第23話 リドアスへ

 気持ちよく晴れた朝。早朝に受けた連絡を携え、サラはある場所へと向かった。

「おはよう。せいが出るねえ、晶穂」

「あ。おはよう、サラ。こんな朝早くにどうしたの?」

 現在、午前六時半。晶穂は一人で棒を振っていた。ハーフパンツに薄手のティーシャツ姿。そして長く伸びた髪はゴムでひとまとめにしている。薄く汗の光る額を拭い、晶穂は首を傾げた。

「ふふっ。実はね、北から連絡があったの!」

 ソディールには携帯電話もスマートフォンも存在しない。代わりに『水鏡すいきょう』と呼ばれる鏡のようなもので連絡を取る。これは魔力を持たない者でも使うことが出来、大陸中で普及していた。お互いの姿を鏡に映し、会話が出来る。テレビ電話のようなものだ。

「北って……。もしかして」

「そう! 今日の夕方にはこちらに着くって」

「そっか……よかった……」

 ほっと安堵の笑みを浮かべる晶穂。その彼女に、サラは「無傷とはいかなかったみたいだけどねー」と苦笑する。

「えっ?」

「克臣さんが捻挫したみたい。ジェイスさんも負傷したけど、自己治癒で何ともないって聞いたよ。団長については特に言ってなかったから大丈夫と思うし、ユーギもね」

 水属性や氷属性の魔力を持つ吸血鬼がいなかったため、氷水で冷やすなどの処置しか出来なかったとか。少しリドアスで治療した後に、克臣は帰宅するつもりだという。

「奥さんに叱られるって、向こうで怯えてた」

「あはは……」

 頭を抱える克臣の姿を簡単に想像出来てしまい、晶穂は苦笑いしかない。

 二人は木陰のベンチに並んで座った。朝日は背後にあって、眩しくない。早起きの鳥のさえずりが耳を楽しませてくれる。
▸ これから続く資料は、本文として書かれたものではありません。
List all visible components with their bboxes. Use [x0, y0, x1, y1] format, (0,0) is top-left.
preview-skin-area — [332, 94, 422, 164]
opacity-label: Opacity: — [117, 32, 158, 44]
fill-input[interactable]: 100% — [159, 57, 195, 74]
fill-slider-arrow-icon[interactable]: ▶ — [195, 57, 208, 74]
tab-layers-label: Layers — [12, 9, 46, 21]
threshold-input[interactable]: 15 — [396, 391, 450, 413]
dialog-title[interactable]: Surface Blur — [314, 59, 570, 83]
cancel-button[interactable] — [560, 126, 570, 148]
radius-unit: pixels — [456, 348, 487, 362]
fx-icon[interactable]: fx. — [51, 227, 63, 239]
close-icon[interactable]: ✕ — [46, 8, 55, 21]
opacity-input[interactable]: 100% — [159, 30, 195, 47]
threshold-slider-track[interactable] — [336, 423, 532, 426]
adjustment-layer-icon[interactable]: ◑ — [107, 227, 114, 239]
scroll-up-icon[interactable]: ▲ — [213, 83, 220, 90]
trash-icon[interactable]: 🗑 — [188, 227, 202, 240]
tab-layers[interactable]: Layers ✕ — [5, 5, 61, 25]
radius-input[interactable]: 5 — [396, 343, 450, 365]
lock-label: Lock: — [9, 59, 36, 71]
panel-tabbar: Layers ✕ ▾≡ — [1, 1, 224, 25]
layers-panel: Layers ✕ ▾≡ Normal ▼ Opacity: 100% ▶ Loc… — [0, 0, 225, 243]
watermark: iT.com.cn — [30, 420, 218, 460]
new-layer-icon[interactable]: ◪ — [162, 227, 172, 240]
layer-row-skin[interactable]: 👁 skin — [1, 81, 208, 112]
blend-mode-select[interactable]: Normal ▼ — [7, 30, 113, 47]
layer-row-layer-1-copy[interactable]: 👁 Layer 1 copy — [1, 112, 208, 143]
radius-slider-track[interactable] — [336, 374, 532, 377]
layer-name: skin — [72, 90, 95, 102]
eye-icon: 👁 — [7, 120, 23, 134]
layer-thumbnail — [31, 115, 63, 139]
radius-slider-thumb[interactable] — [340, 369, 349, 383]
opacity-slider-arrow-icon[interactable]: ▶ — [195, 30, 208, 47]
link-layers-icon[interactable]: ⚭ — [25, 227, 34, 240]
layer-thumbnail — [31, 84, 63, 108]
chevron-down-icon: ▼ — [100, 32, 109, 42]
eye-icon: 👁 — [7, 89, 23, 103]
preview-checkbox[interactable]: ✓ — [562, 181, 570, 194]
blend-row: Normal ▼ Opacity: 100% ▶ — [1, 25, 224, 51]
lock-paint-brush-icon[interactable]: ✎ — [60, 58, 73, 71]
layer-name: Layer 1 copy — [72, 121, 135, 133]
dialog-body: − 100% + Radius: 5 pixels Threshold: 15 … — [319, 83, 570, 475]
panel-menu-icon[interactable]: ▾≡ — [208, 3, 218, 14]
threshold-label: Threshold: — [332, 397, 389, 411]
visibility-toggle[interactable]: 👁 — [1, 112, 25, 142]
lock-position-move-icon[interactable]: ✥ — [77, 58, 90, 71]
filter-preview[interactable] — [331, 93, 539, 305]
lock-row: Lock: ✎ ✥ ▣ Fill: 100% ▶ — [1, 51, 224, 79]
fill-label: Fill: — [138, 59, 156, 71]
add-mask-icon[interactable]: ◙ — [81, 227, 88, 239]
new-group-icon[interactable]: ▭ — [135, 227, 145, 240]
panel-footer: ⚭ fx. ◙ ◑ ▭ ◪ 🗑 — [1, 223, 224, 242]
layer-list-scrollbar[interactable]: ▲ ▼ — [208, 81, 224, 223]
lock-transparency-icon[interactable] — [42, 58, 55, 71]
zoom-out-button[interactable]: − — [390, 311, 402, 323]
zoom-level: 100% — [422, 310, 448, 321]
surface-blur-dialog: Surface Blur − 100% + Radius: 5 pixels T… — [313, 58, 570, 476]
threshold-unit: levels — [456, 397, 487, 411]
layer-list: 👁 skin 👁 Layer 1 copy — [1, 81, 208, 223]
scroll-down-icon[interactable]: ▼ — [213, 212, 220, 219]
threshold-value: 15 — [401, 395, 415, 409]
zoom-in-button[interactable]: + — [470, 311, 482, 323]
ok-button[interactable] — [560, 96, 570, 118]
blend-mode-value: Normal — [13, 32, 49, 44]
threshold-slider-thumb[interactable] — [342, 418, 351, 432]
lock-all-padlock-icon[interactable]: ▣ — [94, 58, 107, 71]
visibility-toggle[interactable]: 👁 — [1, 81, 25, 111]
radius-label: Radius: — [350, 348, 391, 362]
 サラがひょいっと晶穂の手元に目をやった。そこには細身の木の棒がある。

「晶穂が稽古してるって知ったら、団長驚くだろうなあ」

「秘密にしたわけじゃなかったけど、伝える暇もなかったから」

 向こうは向こうで基本的に動き回っており、連絡を取るような暇を持ち合わせていなかっただろう。こちらもそんなリンたちを邪魔するようなことはしなかった。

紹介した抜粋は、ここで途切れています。